Roseville Pottery Marks With Names
If you have a piece of Roseville pottery with a mark, look for the following marks to help you identify and date the piece:
- RPCo - This mark appears on pieces made from the time the factory opened in 1904 through the 1920s.
- Rozane - The Rozane mark was used before the mid-1920s and sometimes also included the name of the line.
- Rv - This mark appears on pieces made from around 1915 through about 1925.
- Roseville Pottery Company - This was another very early mark in the company history, and pieces bearing it date to before 1930.
- Roseville, USA (indented) - This mark was used between 1932 and 1937.
- Roseville, USA (raised) - This mark was used from 1937 onward.
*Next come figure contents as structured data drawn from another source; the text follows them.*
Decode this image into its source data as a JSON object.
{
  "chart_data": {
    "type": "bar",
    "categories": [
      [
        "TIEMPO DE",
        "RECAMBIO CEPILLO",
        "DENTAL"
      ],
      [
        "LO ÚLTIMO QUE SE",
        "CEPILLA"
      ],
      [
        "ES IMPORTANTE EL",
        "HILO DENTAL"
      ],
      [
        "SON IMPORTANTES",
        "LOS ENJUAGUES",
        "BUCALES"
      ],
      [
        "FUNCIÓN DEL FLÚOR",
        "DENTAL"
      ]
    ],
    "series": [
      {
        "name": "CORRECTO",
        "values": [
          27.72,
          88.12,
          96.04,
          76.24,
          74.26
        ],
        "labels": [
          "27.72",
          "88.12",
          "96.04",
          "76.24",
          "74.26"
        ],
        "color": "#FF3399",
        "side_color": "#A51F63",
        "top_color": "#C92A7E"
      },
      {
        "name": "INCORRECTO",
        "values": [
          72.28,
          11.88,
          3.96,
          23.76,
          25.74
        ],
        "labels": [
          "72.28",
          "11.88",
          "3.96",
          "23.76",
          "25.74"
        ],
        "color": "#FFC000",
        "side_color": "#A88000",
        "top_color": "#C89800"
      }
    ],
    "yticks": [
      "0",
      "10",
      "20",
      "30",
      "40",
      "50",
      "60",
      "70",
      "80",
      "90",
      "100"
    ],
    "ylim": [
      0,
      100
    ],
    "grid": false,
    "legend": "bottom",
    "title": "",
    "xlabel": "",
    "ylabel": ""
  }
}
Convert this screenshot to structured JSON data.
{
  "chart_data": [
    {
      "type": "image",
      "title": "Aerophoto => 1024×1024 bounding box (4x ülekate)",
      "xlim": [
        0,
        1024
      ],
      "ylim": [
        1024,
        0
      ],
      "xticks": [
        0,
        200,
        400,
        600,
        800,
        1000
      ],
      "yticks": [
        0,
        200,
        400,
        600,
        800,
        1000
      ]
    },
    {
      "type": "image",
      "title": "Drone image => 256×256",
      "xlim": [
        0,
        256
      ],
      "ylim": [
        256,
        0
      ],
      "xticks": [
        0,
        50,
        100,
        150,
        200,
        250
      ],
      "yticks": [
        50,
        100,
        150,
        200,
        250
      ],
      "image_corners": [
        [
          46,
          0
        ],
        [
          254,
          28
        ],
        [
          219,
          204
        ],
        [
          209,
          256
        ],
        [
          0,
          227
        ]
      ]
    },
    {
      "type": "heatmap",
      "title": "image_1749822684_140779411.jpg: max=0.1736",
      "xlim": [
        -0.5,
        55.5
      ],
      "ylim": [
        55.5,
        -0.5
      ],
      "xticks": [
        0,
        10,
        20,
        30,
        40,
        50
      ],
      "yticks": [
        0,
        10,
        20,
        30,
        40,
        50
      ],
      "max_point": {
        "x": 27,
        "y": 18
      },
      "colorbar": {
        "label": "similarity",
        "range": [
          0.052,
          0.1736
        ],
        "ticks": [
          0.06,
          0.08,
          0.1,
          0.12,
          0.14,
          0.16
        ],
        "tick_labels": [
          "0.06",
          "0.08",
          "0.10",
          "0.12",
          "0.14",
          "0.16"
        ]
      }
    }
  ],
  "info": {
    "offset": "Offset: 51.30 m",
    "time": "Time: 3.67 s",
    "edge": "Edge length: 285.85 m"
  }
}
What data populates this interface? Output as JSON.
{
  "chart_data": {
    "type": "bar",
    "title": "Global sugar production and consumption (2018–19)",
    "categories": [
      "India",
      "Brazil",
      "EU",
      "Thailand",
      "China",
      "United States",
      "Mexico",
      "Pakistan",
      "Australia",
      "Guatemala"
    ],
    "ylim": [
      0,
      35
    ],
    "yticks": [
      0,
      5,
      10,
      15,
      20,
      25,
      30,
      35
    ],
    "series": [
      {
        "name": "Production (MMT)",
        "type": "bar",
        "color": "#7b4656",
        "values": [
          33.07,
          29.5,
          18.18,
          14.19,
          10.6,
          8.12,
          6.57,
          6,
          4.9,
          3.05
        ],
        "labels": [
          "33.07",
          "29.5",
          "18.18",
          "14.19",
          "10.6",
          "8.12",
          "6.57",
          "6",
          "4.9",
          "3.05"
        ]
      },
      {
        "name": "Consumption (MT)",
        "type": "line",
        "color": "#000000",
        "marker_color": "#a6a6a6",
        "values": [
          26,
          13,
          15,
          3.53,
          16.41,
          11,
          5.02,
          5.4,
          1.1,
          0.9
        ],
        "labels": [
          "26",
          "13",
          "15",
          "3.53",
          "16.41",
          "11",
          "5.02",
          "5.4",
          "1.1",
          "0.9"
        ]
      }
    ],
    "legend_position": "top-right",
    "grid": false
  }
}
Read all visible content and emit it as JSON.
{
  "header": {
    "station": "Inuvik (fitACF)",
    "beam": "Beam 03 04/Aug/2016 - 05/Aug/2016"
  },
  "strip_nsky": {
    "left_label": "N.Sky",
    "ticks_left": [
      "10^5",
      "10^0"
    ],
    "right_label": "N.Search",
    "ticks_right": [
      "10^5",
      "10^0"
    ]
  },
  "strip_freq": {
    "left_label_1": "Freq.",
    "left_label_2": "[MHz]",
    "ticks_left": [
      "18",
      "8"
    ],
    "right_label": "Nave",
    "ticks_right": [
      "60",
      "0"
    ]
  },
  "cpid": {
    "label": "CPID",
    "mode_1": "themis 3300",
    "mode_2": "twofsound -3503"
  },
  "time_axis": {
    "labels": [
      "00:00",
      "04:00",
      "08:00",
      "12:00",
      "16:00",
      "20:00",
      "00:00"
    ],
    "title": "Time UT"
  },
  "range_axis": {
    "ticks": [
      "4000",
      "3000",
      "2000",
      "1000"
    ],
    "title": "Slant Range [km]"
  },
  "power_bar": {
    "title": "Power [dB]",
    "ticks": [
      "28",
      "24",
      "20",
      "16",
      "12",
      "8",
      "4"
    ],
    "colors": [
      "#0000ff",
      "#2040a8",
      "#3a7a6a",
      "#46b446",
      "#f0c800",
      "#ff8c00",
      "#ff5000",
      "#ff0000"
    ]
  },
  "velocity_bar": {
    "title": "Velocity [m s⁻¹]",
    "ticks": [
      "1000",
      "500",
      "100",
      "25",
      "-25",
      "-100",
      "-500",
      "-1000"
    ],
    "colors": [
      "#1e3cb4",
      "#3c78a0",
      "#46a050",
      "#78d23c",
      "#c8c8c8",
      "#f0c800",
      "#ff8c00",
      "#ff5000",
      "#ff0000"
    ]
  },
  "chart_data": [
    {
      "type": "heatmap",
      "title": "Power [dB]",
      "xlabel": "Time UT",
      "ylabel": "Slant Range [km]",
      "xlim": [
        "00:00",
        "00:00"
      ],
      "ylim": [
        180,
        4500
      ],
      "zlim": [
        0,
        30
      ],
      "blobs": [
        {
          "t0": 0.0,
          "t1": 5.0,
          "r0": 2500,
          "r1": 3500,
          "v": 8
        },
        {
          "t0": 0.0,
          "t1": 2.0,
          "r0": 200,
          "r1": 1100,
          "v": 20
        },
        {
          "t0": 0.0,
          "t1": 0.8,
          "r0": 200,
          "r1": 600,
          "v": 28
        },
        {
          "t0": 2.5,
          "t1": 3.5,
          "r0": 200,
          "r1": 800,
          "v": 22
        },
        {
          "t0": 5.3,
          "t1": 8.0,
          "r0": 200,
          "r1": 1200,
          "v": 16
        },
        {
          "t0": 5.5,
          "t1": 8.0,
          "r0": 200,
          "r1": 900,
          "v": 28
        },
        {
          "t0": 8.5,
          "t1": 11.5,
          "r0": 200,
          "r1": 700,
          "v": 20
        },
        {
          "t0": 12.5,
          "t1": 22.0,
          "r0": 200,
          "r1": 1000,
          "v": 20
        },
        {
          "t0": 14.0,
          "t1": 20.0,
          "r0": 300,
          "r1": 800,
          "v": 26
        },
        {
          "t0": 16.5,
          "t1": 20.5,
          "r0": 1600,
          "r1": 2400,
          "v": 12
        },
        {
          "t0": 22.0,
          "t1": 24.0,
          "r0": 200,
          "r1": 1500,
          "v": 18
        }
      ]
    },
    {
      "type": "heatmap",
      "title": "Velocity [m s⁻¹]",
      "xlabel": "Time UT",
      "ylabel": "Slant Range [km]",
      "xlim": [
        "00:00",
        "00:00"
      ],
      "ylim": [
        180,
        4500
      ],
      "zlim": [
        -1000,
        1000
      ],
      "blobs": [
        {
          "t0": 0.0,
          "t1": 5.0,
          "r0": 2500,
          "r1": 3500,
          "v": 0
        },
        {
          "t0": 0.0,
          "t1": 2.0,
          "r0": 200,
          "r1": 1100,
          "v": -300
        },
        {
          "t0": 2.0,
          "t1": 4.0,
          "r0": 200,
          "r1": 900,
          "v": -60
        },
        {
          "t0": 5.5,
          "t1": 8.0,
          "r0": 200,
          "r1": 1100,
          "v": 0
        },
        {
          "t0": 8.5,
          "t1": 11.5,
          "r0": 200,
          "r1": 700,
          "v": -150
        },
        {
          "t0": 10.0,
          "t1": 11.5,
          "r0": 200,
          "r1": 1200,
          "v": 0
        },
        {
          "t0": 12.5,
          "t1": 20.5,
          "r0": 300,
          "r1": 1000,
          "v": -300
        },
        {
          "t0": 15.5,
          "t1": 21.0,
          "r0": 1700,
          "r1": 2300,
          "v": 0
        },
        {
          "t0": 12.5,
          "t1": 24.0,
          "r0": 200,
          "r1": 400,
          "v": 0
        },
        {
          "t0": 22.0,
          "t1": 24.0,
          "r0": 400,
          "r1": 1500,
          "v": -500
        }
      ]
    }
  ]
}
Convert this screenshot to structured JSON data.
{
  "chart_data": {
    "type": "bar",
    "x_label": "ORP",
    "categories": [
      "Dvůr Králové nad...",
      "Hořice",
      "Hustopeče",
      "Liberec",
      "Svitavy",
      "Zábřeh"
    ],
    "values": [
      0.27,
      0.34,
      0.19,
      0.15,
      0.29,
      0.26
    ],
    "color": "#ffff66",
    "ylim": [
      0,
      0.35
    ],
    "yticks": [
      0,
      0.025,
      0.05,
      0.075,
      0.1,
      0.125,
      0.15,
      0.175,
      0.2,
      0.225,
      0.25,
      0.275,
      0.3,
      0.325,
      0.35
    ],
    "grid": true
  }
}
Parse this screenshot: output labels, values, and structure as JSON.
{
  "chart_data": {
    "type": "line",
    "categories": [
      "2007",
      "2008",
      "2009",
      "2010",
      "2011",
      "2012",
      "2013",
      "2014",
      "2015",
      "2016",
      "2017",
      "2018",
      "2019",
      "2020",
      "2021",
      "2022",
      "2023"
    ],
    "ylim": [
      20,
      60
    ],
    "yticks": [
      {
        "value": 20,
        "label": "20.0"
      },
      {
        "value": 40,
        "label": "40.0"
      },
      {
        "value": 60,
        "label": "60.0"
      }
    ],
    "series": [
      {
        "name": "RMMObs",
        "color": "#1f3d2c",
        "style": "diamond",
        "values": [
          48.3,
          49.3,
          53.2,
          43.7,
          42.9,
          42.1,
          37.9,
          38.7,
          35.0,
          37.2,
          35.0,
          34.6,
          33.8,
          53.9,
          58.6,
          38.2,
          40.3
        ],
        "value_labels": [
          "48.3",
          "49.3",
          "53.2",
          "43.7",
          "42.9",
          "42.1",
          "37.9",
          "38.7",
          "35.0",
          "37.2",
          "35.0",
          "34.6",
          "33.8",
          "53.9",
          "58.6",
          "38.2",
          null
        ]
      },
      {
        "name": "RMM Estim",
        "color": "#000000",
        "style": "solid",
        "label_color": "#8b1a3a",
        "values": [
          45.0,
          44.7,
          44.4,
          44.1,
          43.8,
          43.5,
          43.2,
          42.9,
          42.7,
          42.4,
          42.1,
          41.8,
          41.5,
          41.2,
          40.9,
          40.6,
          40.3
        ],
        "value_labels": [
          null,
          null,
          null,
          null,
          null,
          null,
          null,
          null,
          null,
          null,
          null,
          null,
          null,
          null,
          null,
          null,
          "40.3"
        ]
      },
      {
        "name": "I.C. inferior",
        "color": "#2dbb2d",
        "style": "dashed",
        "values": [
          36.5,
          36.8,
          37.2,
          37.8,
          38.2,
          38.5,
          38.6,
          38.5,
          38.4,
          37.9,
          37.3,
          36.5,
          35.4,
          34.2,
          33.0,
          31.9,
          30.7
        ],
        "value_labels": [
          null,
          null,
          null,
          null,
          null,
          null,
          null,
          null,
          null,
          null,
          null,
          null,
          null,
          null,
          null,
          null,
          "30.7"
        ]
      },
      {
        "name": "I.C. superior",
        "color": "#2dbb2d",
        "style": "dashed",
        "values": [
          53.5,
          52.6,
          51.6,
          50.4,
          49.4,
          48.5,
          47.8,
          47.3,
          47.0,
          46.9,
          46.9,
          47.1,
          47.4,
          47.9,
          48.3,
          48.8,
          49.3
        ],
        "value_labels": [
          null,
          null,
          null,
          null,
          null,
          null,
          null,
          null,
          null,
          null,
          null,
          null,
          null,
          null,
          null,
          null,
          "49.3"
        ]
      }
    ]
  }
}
Meanings of Numbers in Roseville Pottery Marks
Beginning the in the mid-1930s, Roseville began to add shape and size number marks to their pottery. This additional mark usually appears below the letter mark, offering extra information about the piece. The number marks often have two or three digits, a dash, and one or two more digits: XXX-X. The first number refers to the line. The second number refers to the size of the piece, either in height or diameter. Here are some examples:
- 35-9 - Roseville Bushberry 9-inch piece
- 738-10 - Roseville Silhouette 10-inch piece
- 294 - 12 - Roseville Moss 12-inch piece
Determining Fake from Real
Even experts have a difficult time distinguishing genuine antique Roseville pottery from the false, partly because the Roseville company was not consistent about applying its marks, partly because there were so many contemporary imitators, and partly because there are so many antique reproductions being made today. Most of these are from China, and they often include misleading marks, including the word "Roseville." The following can be signs a piece is fake:
- Carelessly applied glaze - Roseville was known for its meticulous glazing, so drips or smears, or simply a dull or flat glaze, are an immediate indication that a piece is very likely to be an imitation.
- Light weight - Roseville used denser clay than most of its imitators, so real pieces feel substantial similar to antique stoneware crocks. If a piece feels light, it's a sign you should dig deeper into its history.
- Bulky handles - Most imitations have bulkier handles than the originals, which were light but sturdy.
- Vague details - Real Roseville pottery has beautiful details. If details aren't sharp and clear, it's very likely a fake.
- Bright or muddy colors - Genuine Roseville pottery has subdued but glowing colors. Bright or muddy colors are both bad signs.
- Too-low prices - If it's in an antique store or sold by an antique dealer and the price is less than $50, it's either damaged or not Roseville. Roseville is so well known these days, thanks to several taste revivals, that the odds of finding an undervalued piece are only a bit better than lottery tickets.
Learn About the Value of Roseville Pottery
If you are considering buying or selling some Roseville pieces, take some time to research Roseville pottery prices. Special pieces can sell for thousands of dollars, but it's important to understand how condition and other factors can affect value. That way, you can use your knowledge of Roseville pottery marks to choose the items you really want in your collection.